Automakers Worldwide Compete to Create Cheap, Efficient Car Batteries

Photo: Tesla.com

By Natasha Lasky, ODP Staff Writer

The car battery was once thought to be one of the least interesting parts of an automobile, technically speaking. But things are changing now that the public has begun prioritizing sustainable transportation and lowering emissions. Wood Mackenzie, an energy research and consulting firm, suggests that electric vehicles will make up 18 percent of new car sales by 2030, which will increase the demand for batteries — and the materials to make themBecause of this, auto companies from General Motors to Tesla are rushing to create a battery that will generate the most energy in the smallest, cheapest, and most lightweight package. Batteries and other storage technologies are the key to curbing emissions from fossil fuels. 

Why this Matters:  Right now, electric car batteries are still inefficient and expensive. Electric batteries for a mid-sized car cost about $15,000, almost double the price they need to be for electric cars to be widely bought and driven. Moreover, about 10 percent of the materials that go into making a battery are wasted because of inefficient production methods. Because of this, the global interest in battery technology could be tremendously helpful — as the New York Times put it, “it puts capitalism to work on solving a global problem.” But no one should underestimate the challenge.

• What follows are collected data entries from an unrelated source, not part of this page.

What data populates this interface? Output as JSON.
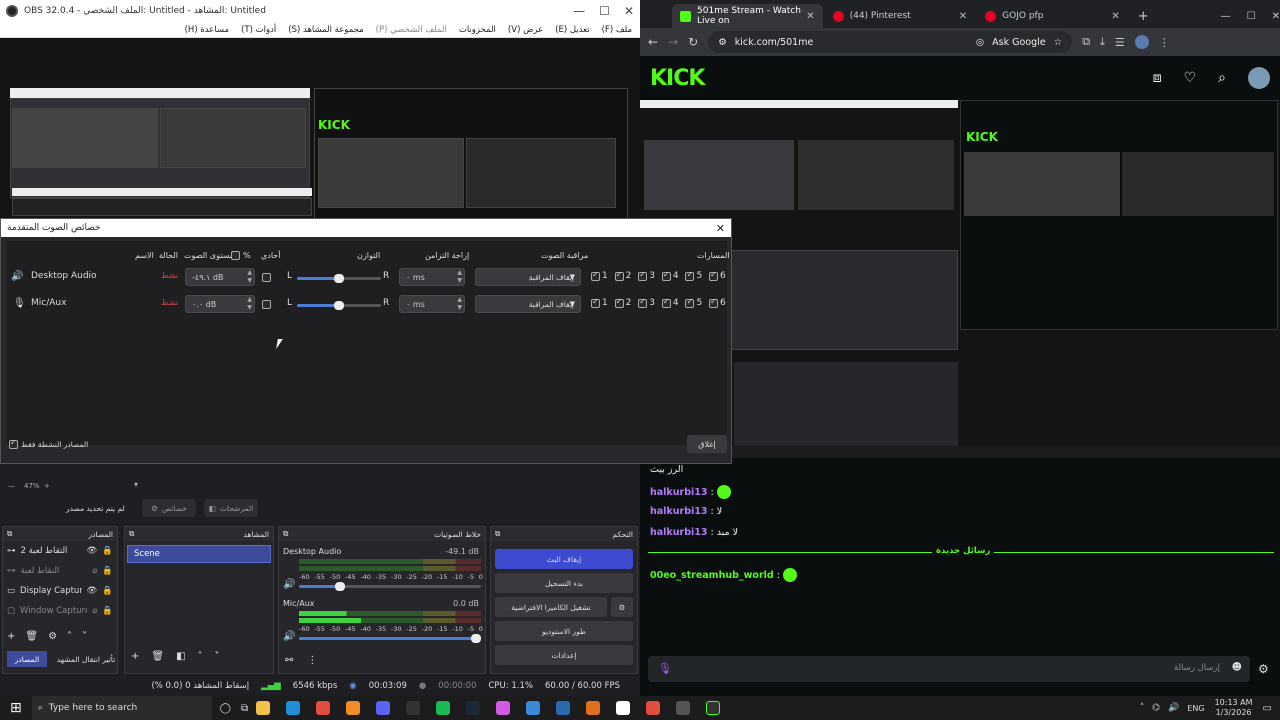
{
  "obs": {
    "title": "OBS 32.0.4 - الملف الشخصي: Untitled - المشاهد: Untitled",
    "menu": [
      "ملف (F)",
      "تعديل (E)",
      "عرض (V)",
      "المخزونات",
      "الملف الشخصي (P)",
      "مجموعة المشاهد (S)",
      "أدوات (T)",
      "مساعدة (H)"
    ]
  },
  "dialog": {
    "title": "خصائص الصوت المتقدمة",
    "headers": {
      "name": "الاسم",
      "status": "الحالة",
      "volume": "مستوى الصوت",
      "percent": "%",
      "mono": "أحادي",
      "balance": "التوازن",
      "sync_offset": "إزاحة التزامن",
      "monitoring": "مراقبة الصوت",
      "tracks": "المسارات"
    },
    "rows": [
      {
        "name": "Desktop Audio",
        "status": "نشط",
        "volume": "-٤٩.١ dB",
        "balance_left": "L",
        "balance_right": "R",
        "balance_fraction": 0.5,
        "sync": "٠ ms",
        "monitoring": "إيقاف المراقبة",
        "tracks": [
          "1",
          "2",
          "3",
          "4",
          "5",
          "6"
        ]
      },
      {
        "name": "Mic/Aux",
        "status": "نشط",
        "volume": "٠.٠ dB",
        "balance_left": "L",
        "balance_right": "R",
        "balance_fraction": 0.5,
        "sync": "٠ ms",
        "monitoring": "إيقاف المراقبة",
        "tracks": [
          "1",
          "2",
          "3",
          "4",
          "5",
          "6"
        ]
      }
    ],
    "active_only_label": "المصادر النشطة فقط",
    "close_button": "إغلاق"
  },
  "obs_bottom": {
    "zoom": "47%",
    "no_source": "لم يتم تحديد مصدر",
    "properties": "خصائص",
    "filters": "المرشحات",
    "docks": {
      "sources": "المصادر",
      "scenes": "المشاهد",
      "mixer": "خلاط الصوتيات",
      "controls": "التحكم"
    },
    "sources": [
      {
        "name": "التقاط لعبة 2",
        "icon": "gamepad-icon"
      },
      {
        "name": "التقاط لعبة",
        "icon": "gamepad-icon"
      },
      {
        "name": "Display Capture",
        "icon": "monitor-icon"
      },
      {
        "name": "Window Capture",
        "icon": "window-icon"
      }
    ],
    "scenes": [
      "Scene"
    ],
    "mixer": [
      {
        "name": "Desktop Audio",
        "level": "-49.1 dB"
      },
      {
        "name": "Mic/Aux",
        "level": "0.0 dB"
      }
    ],
    "meter_ticks": [
      "-60",
      "-55",
      "-50",
      "-45",
      "-40",
      "-35",
      "-30",
      "-25",
      "-20",
      "-15",
      "-10",
      "-5",
      "0"
    ],
    "controls": [
      "إيقاف البث",
      "بدء التسجيل",
      "تشغيل الكاميرا الافتراضية",
      "طور الاستوديو",
      "إعدادات"
    ],
    "tabs": [
      "المصادر",
      "تأثير انتقال المشهد"
    ],
    "status": {
      "dropped": "إسقاط المشاهد 0 (0.0 %)",
      "bitrate": "6546 kbps",
      "stream_time": "00:03:09",
      "rec_time": "00:00:00",
      "cpu": "CPU: 1.1%",
      "fps": "60.00 / 60.00 FPS"
    }
  },
  "chrome": {
    "tabs": [
      {
        "title": "501me Stream - Watch Live on",
        "color": "#53fc18"
      },
      {
        "title": "(44) Pinterest",
        "color": "#e60023"
      },
      {
        "title": "GOJO pfp",
        "color": "#e60023"
      }
    ],
    "url": "kick.com/501me",
    "ask_google": "Ask Google"
  },
  "kick": {
    "logo": "KICK",
    "chat": [
      {
        "user": "",
        "text": "الرز بيث"
      },
      {
        "user": "halkurbi13",
        "text": "",
        "emote": true
      },
      {
        "user": "halkurbi13",
        "text": "لا"
      },
      {
        "user": "halkurbi13",
        "text": "لا مبد"
      }
    ],
    "divider": "رسائل جديدة",
    "after_divider": {
      "user": "00eo_streamhub_world",
      "emote": true
    },
    "input_placeholder": "إرسال رسالة"
  },
  "taskbar": {
    "search": "Type here to search",
    "lang": "ENG",
    "time": "10:13 AM",
    "date": "1/3/2026"
  }
}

According to Elon Musk, Tesla’s chief executive, mass-producing batteries is “The hardest thing in the world.”

Batteries Charge the Global Economy 

“Battery innovations are not overnight,” Venkat Srinivasan, director of the Argonne National Laboratory’s Collaborative Center for Energy Storage Science, told the New York Times. “It can take you many years. All sorts of things can happen.” Most companies that are attracting the attention of investors don’t actually have a feasible solution yet. These investors could be betting on the wrong technology.  Musk further explains, “Prototypes are easy. Scaling production is very hard.”

The top battery manufacturers are currently dominated by China, Japan, and South Korea, with companies like Panasonic, LG Chem, BYD China, and SK Innovation. Because of this, demand for batteries could empower China, which refines most of the metals used in batteries and produces more than 70 percent of all battery cells. The Chinese government developed Contemporary Amperex Technology, a partially state-owned battery production company, allowing it to become one of the worlds’ biggest battery suppliers

But companies from the EU and the US are also trying to compete in this market. The EU is taking a cue from China by subsidizing electric vehicle producers with government funds out of a desire to avoid dependence on Asian suppliers. The EU designated 2.9 billion euro for battery manufacturing and research last month. While the US hasn’t yet designed federal incentives for electric car and battery production, President Biden’s embrace of electric cars may help fuel innovation. GM is building a battery factory in Ohio with LG, and companies like QuantumScape and Tesla have been working to lower the cost of batteries, increase their efficiency, and create batteries that do not rely on expensive materials like lithium, cobalt, and nickel. 

“Twenty years ago, nobody cared much about batteries,” Jakub Reiter, head of science at InoBat, told the New York Times. Now, “it’s a big fight.”